Suplício

Dessas conversas de amor eu já ouvi tanto. Tantas vistas diferentes contando-me de tudo, toques que quase fazem-me sentir tal abraço, tal prazer e esquecimento do arrepio do carinho, aquele primeiro de todos. Quase sofri por eles também, afinal, contam como ninguém; uma voz chorosa, um par de olhos inchados, isso nos chama, arrasta para o seu drama, faz qualquer um de platéia para o seu monólogo quase que infinito. A gente não tem mesmo escolha nessas horas, gosta de sentir a dor, viver a vida pelos outros, nem que só um pouco.

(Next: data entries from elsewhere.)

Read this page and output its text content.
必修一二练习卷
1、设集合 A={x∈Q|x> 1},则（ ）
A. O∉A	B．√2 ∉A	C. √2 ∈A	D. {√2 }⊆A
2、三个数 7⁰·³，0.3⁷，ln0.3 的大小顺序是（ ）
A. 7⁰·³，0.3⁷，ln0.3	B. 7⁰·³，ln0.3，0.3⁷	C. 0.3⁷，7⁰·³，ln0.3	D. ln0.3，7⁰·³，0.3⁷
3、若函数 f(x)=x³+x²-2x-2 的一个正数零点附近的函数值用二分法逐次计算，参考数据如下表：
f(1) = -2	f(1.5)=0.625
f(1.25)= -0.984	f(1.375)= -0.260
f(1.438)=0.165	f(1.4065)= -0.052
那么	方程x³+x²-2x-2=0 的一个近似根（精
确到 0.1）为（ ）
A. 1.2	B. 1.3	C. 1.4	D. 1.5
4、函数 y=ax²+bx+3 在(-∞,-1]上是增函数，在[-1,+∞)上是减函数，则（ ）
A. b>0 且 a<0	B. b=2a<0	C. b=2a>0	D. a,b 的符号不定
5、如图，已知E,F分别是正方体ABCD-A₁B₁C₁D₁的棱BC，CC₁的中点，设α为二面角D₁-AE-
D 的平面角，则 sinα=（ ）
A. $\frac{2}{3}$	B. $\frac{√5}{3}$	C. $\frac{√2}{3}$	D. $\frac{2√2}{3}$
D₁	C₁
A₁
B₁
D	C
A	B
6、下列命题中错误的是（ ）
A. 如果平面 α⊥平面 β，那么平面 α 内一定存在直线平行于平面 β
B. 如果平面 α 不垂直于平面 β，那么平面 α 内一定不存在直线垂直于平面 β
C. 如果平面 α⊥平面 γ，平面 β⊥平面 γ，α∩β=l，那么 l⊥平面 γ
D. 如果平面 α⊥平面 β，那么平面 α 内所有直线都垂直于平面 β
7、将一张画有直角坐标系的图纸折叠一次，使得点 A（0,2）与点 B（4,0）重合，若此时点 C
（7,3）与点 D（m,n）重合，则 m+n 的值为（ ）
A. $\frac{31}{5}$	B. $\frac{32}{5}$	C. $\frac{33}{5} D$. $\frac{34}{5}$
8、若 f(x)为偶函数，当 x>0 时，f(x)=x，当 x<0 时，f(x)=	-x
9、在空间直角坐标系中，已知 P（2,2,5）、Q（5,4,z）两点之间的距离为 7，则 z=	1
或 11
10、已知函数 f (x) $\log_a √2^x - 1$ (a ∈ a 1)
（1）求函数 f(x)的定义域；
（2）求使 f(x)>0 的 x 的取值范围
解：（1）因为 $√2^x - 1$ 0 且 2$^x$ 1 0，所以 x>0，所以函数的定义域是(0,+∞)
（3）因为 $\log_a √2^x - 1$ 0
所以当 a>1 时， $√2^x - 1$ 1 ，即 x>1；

Mas acho que de tanto ouvir, sentir e viver as histórias dos outros, pelos outros, esqueci que também existe a minha, mesmo que cinzenta, pequena, vazia até. Quase vazia, na verdade. Eu já senti, disso eu sei. Senti um universo de coisas tão particulares quanto possíveis, derreti-me, me perdi em muitos rostos, muitos tons de vozes diferentes, muito riso que eu via de longe. E nada disso eu jamais pude contar. Não dava para sussurrar aquilo que pensava, sentia, queria e sonhava com, era absurdo demais. Ainda é, para falar a verdade. Talvez eu não me importe mais, talvez eu precise gritar nesse momento, talvez eu só me sentirei realmente viva no momento em que reconhecerem a minha maldita vivacidade. É de se envergonhar, eu sei. Mas eu desisto de esconder, e se nesse momento eu sinto, respiro, vejo e quero, sonho com o que pode ser o amor, pro inferno de uma vez. Pro inferno com as dúvidas e considerações, as vergonhas, as raivas e batalhas internas, com isso tudo-- eu apenas me recuso a afogar-me mais uma vez nesse oceano que já conheço.

Eu preciso de você. Entenda, não é nem uma questão de amor. De vontade, desejo, paixão, nada disso. Ao mesmo tempo que tu me fazes sonhar da maneira mais insana possível, me põe num estado de consciência que eu nem sabia que existia. Por você, eu estou aqui; por mais que eu fuja para a loucura, para o devaneio imbecil que sempre carrego comigo, eu falo, eu dou meus passos, eu suspiro o mais profundo o possível para estar aqui. Não exatamente contigo, eu sei. Mas apenas a sua imagem, seu semblante já me lembra que estou viva e que ainda corre em mim nem que só mais uma gota de sangue. Contigo eu sonho e eu sei, eu quero e ajo, existo, caminho na corda bamba desses dois mundos, do meu mais íntimo absurdo e da realidade áspera, desenfreada. Um desses dois lados sempre me engoliu. Cuspiu-me no asfalto, deixou-me lá para morrer, para te ver passando e tentar ir atrás e não achar mais fôlego algum. Agora não, agora eu estou aqui, nesse dia, lugar, corpo e certeza de mim, do que posso, quero e tentarei ser com todas as minhas forças. Você me deu esse presente sem ao menos saber. Deu-me vida, esboço de amor. E ao mesmo tempo que isso me sufoca com uma alegria difícil de descrever, também me rasga, dilacera da cabeça aos pés. O que posso fazer para lidar com isso?

Nada. Absolutamente nada, eu me entrego. Me entrego à expectativa, ao querer e perder, levantar-me de joelhos ralados só para cair mais uma vez nos seus pés e suplicar por mais um passo nesse caminho. Eu sei, realmente sei que não há lugar nenhum para eu chegar com tudo isso, mas entenda, eu simplesmente não posso mais largar; se tive chance, ela já passou. Vou respirar como puder, ficar cara a cara com o medo, comigo mesma e tudo que penso naquelas frações de segundo, vou dar a cara à tapa para a vida, o que ela traz, para ti. Você me machuca sem tentar, sem saber nem perceber, mas na mesma proporção faz-me o mais feliz que ainda achei que pudesse ser. Depois de tantos outros, tantos sabores que quis ter e fizeram-me chegar perto o suficiente para me saciar e reconhecer-me como humana, não acreditava mais nisso, na simples natureza da vida, do vento, da gente: amar. E eu estou quase lá, quase me cegando com essa crença que eu sei, sei que será a minha maior perdição. Mas por favor, deixa, faz eu me perder. Eu quero, eu peço e eu preciso disso, do que você se acabou se tornando para mim.